Flores do tamanho de um pneu de camião, veados anões, plantas carnívoras capazes de albergar um rato, árvores com mais de cem metros de altura, cobras e lagartos voadores... Bem-vindo ao Bornéu, paraíso da biodiversidade onde, a cada momento, se encontram diferentes formas de vida - em 2006 o WWF (Wildlife Fund for Nature) anunciou que desde 1994 tinham sido ali descobertas 400 novas espécies, entre plantas, répteis, peixes e até um mamífero semelhante a uma raposa. Situada entre o sudeste asiático e a Austrália, a terceira maior ilha do planeta está politicamente dividida pela província indonésia de Kalimantan, o sultanato de Brunei e os estados malaios de Sarawak e Sabah. Foi este último território que percorremos durante três semanas, embrenhados numa floresta com mais de dez milhões de anos.
"Não é exactamente o Hilton". A frase, encontrada num livro de visitantes, revelava o espírito de quem tinha passado alguns dias num acampamento na selva,. Na verdade, as condições desafiavam qualquer tipo de classificação. O alojamento fazia-se em plataformas elevadas onde repousava um fino colchão de espuma protegido por um mosquiteiro com buracos suficientemente largos para deixar passar um exército de formigas. Um telhado suportado por três paredes protegia da chuva, e a ausência de porta garantia uma visão desafogada de troncos imersos numa água barrenta, garantindo um despertar natural quando os primeiros raios de luz davam o mote para que a constante cacofonia da floresta aumentasse de volume.
O termo de responsabilidade assinado antes de embarcar para a viagem de duas horas que nos levaria, rio abaixo, até ao coração da selva, não só ilibava o responsável pelo acampamento de qualquer coisa que pudesse acontecer, como deixava entrever o que aguardava o viajante. Além de questões práticas como o horário das refeições, a lista de quatro páginas incluía dicas de como agir no caso de dar de caras com um grande mamífero ("não corra e, sobretudo, não grite") e aconselhava a não caminhar muito perto das raízes de grandes árvores ("covil habitual de cobras").

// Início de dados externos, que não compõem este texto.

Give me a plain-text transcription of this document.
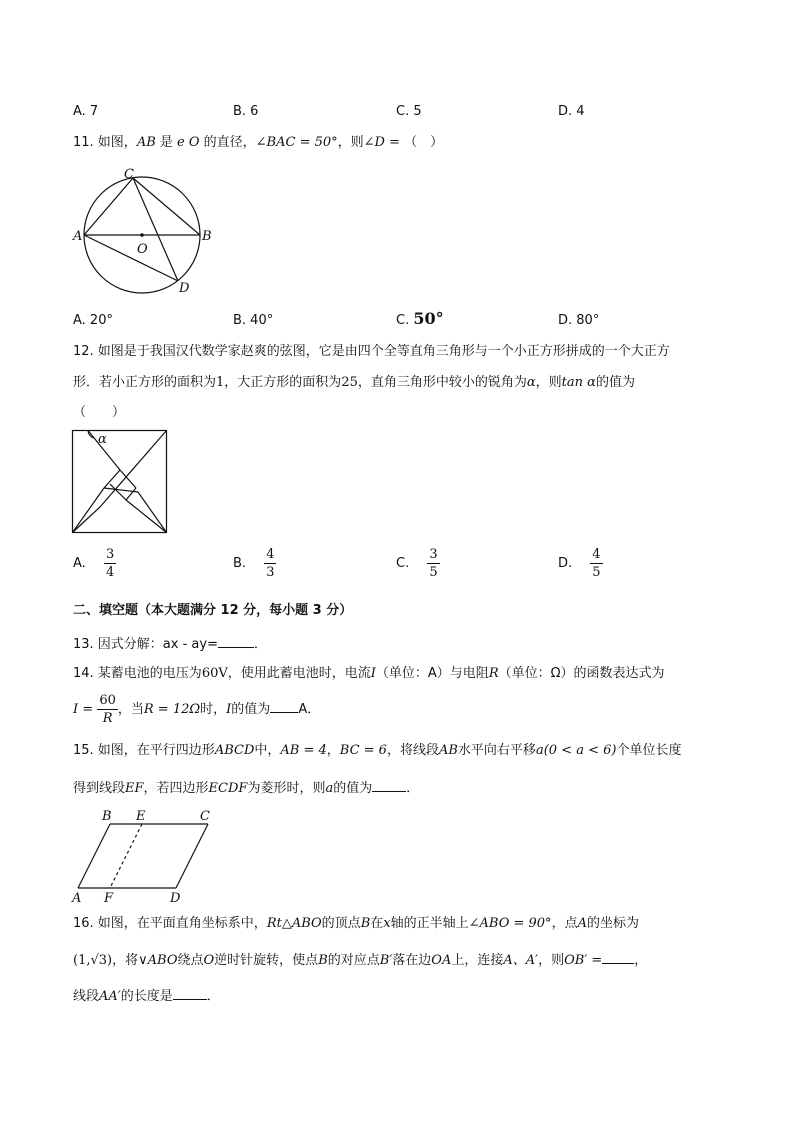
A. 7	B. 6	C. 5	D. 4
11. 如图，AB 是 e O 的直径，∠BAC = 50°，则∠D = （　）
C
A
O
B
D
A. 20°	B. 40°	C. 50°	D. 80°
12. 如图是于我国汉代数学家赵爽的弦图，它是由四个全等直角三角形与一个小正方形拼成的一个大正方
形．若小正方形的面积为1，大正方形的面积为25，直角三角形中较小的锐角为α，则tan α的值为
（　　）
α
A. $\frac{3}{4}$	B. $\frac{4}{3}$	C. $\frac{3}{5}$	D. $\frac{4}{5}$
二、填空题（本大题满分 12 分，每小题 3 分）
13. 因式分解：ax - ay=	．
14. 某蓄电池的电压为60V，使用此蓄电池时，电流I（单位：A）与电阻R（单位：Ω）的函数表达式为
$I = \frac{60}{R}$ ，当R = 12Ω时，I的值为 A．
15. 如图，在平行四边形ABCD中，AB = 4，BC = 6，将线段AB水平向右平移a(0 < a < 6)个单位长度
得到线段EF，若四边形ECDF为菱形时，则a的值为	．
B E	C
A F	D
16. 如图，在平面直角坐标系中，Rt△ABO的顶点B在x轴的正半轴上∠ABO = 90°，点A的坐标为
(1,√3)，将∨ABO绕点O逆时针旋转，使点B的对应点B′落在边OA上，连接A、A′，则OB′ = ，
线段AA′的长度是	．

Cada um ficava por sua conta, com canoas à disposição para explorar os meandros do rio e uma rede de trilhos com indicação do que já tinha sido avistado em cada um deles. De elefantes a calaus, de crocodilos a aves-do-paraíso e diversos tipos de macacos, o rol era o sonho de qualquer naturalista. Porém, conseguir vê-los não é tarefa simples. Oitenta por cento das espécies existentes nesta selva habita a copa das árvores que, no Bornéu, são excepcionalmente altas. Mesmo primatas tão grandes como os orangotangos só raramente descem ao solo, dormindo e alimentando-se muitos metros acima das nossas cabeças. O mesmo fazem as aves, os anfíbios, e até alguns mamíferos e répteis que desenvolveram pregas de pele para poderem planar entre os troncos esguios. Há todo um universo bizarro lá no cimo que não conseguimos vislumbrar. No chão deambulam os raros rinocerontes-de-Sumatra, veados pouco maiores que um coelho, pangolins e a maior concentração de elefantes da ilha, que chegam a andar em manadas de 40 indivíduos. Um par de javalis visita-nos ao fim da tarde, aparecendo por trás da cozinha improvisada, à espera de alguma sobra. As civetas, de hábitos nocturnos, preferem lutar pelos restos quando já todos dormem. Acordados pelo som de uma luta felina, só na manhã seguinte vimos as suas pegadas impressas na lama. Quando os candeeiros a petróleo se acendem, ao anoitecer, a mesa de jantar é invadida por centenas de insectos. Folhas verdes e translúcidas, folhas acastanhadas meio roídas, paus voadores, enormes mariposas - a maior parte tem formas extravagantes, impossíveis de descortinar durante o dia, no meio da folhagem.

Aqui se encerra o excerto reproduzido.